Judiciary has unveiled plans to establish a traffic court at Mtito Andei town along Nairobi-Mombasa Highway as part of the process to handle the rising number of traffic offenses along the highway.
Chief Justice David Maraga said that judiciary was committed to quick dispensing of justice for all offenders noting that such initiatives were meant to decongest the normal courts.
Speaking in Voi town on Tuesday during the inspection of construction of Voi High Court, the Chief Justice noted that traffic offenders were usually charged at Voi or Makindu law courts. The distance to the two courts made access to justice for such offenders a challenge.
We plan to have a court at Mtito Andei to ensure cases of traffic offences between Voi and Makindu are handled there, he said.
Mr. Maraga, who is also the president of the Supreme Court, stated that administration and access to justice by ordinary people remained a top priority for judiciary.

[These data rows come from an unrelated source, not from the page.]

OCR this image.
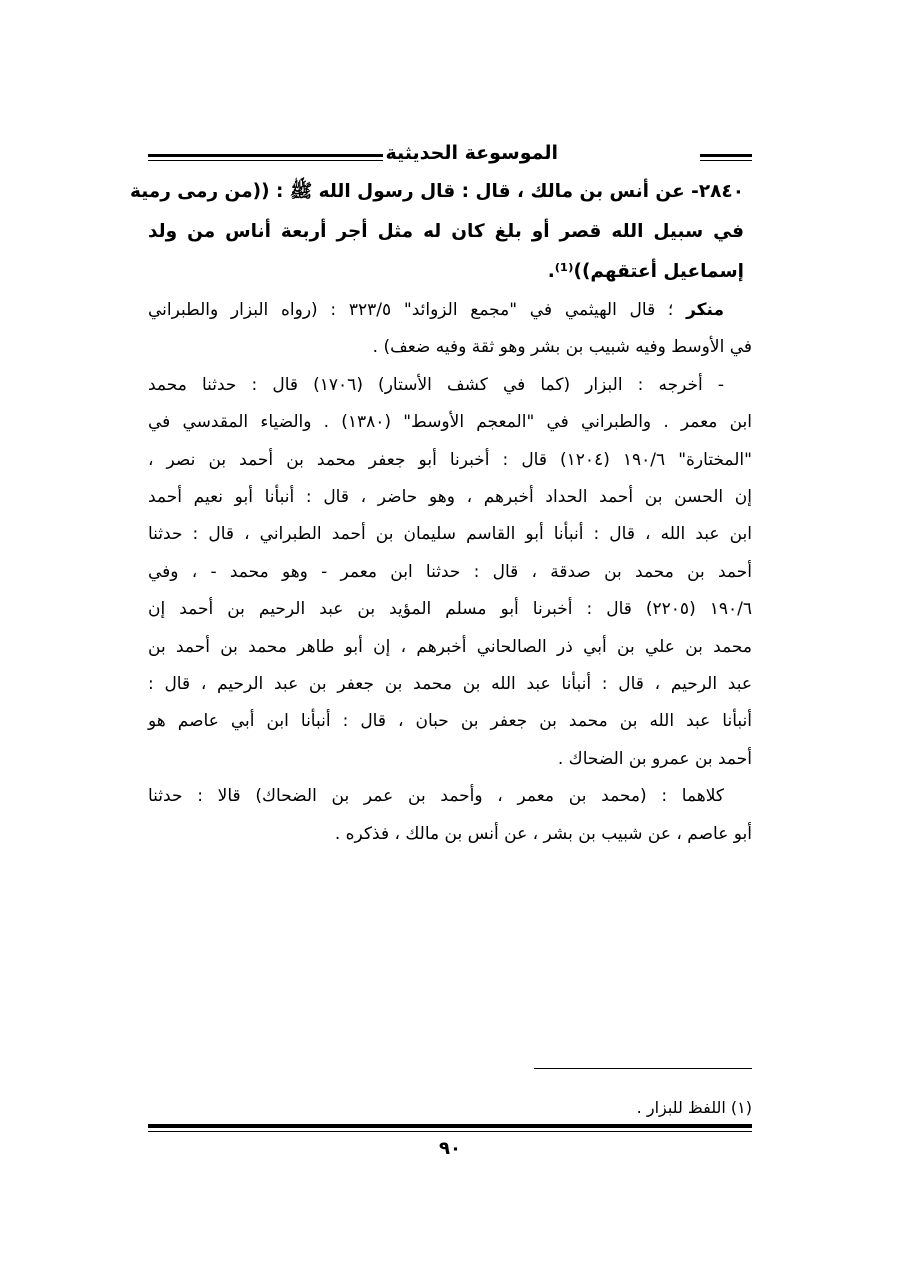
الموسوعة الحديثية
٢٨٤٠- عن أنس بن مالك ، قال : قال رسول الله ﷺ : ((من رمى رمية
في سبيل الله قصر أو بلغ كان له مثل أجر أربعة أناس من ولد
إسماعيل أعتقهم))⁽¹⁾.
منكر ؛ قال الهيثمي في "مجمع الزوائد" ٣٢٣/٥ : (رواه البزار والطبراني
في الأوسط وفيه شبيب بن بشر وهو ثقة وفيه ضعف) .
- أخرجه : البزار (كما في كشف الأستار) (١٧٠٦) قال : حدثنا محمد
ابن معمر . والطبراني في "المعجم الأوسط" (١٣٨٠) . والضياء المقدسي في
"المختارة" ١٩٠/٦ (١٢٠٤) قال : أخبرنا أبو جعفر محمد بن أحمد بن نصر ،
إن الحسن بن أحمد الحداد أخبرهم ، وهو حاضر ، قال : أنبأنا أبو نعيم أحمد
ابن عبد الله ، قال : أنبأنا أبو القاسم سليمان بن أحمد الطبراني ، قال : حدثنا
أحمد بن محمد بن صدقة ، قال : حدثنا ابن معمر - وهو محمد - ، وفي
١٩٠/٦ (٢٢٠٥) قال : أخبرنا أبو مسلم المؤيد بن عبد الرحيم بن أحمد إن
محمد بن علي بن أبي ذر الصالحاني أخبرهم ، إن أبو طاهر محمد بن أحمد بن
عبد الرحيم ، قال : أنبأنا عبد الله بن محمد بن جعفر بن عبد الرحيم ، قال :
أنبأنا عبد الله بن محمد بن جعفر بن حبان ، قال : أنبأنا ابن أبي عاصم هو
أحمد بن عمرو بن الضحاك .
كلاهما : (محمد بن معمر ، وأحمد بن عمر بن الضحاك) قالا : حدثنا
أبو عاصم ، عن شبيب بن بشر ، عن أنس بن مالك ، فذكره .
(١) اللفظ للبزار .
٩٠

He further expressed his concerns over the petty cases finding their way into courts and urged Court Users Committee (CUC) to support and promote alternative dispute resolution mechanism.

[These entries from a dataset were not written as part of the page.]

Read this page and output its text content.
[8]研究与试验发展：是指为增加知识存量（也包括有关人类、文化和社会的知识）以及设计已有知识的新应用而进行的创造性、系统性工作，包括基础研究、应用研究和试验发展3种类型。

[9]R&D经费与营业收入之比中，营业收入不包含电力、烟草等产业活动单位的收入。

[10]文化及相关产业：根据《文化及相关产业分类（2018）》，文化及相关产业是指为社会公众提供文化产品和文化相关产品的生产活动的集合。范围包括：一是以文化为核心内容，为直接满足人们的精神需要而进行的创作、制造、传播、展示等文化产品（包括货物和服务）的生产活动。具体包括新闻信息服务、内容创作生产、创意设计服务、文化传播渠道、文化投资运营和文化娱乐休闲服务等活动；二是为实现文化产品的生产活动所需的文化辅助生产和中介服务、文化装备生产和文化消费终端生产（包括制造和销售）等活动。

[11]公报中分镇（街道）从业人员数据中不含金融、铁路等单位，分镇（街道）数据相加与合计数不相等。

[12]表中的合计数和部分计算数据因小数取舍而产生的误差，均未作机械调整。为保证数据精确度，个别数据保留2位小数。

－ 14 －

As part of the process to support mediation and arbitration process, the Judiciary will partner with CUCs across Kenya to train elders with integrity on how to resolve cases.
He said that succession cases would be easily handled at the village level by family members and neighbours. Should such efforts fail to yield results; the elders would arbitrate over such matters.
Courts should only be used as the last resort, noted the Chief Justice.
He said that Judicial Service Commission (JSC) would start a process to recruit more land and environment judges as part of a program to deal with many land cases across the country. The recruitment will be start once JSC engages the Treasury on the cost implications of such a move.
Maraga was accompanied by other senior judicial officers including the Registrar of the Judiciary Anne Amandi, presiding Judge at Civil Division at Milimani Courts Justice Msagha Mbogholi, Voi High Court Judge Jackline Kamau, senior police officers and other courts users.
Mr. Maraga added that issues of integrity touching on judicial officers were very sensitive and would be dealt with firmly.
He stated that the judicial institution in the country was threatened should the public lose confidence in judicial officers or the services offered.
The CJ called upon judges and magistrate to exercise discretion while issuing verdicts with reason to avoid delivering judgments that would ‘raise eyebrows.’
He further noted that on matters of bail and fines, a magistrate should use his/her discretion to make prudent judgment on the offender and the type of offence.
It is wise to temper judgment with wisdom while considering issues including bail and sentences, he said.
He asked officials from the prison department to write to the Judiciary for a review of sentences for offenders serving their times and who were deemed to have been reformed before the expiry of their sentences.
Judges can review such sentences and commute sentences which will help in decongesting the prisons, he noted.
During the meeting with court users, the Chief Justice said Voi Court Users Committee had been allocated Sh440, 000 from a fund by National Council on Administration of Justice for its activities.
The Construction of the five-storey Voi High Court office block started last year in April and was expected to be completed by October 20th this year.
However, the CJ noted that the construction was slightly behind schedule due to challenges of financing and said the contractor might seek a slight extension,
The project, estimated to cost Sh347 million, is funded by World Bank.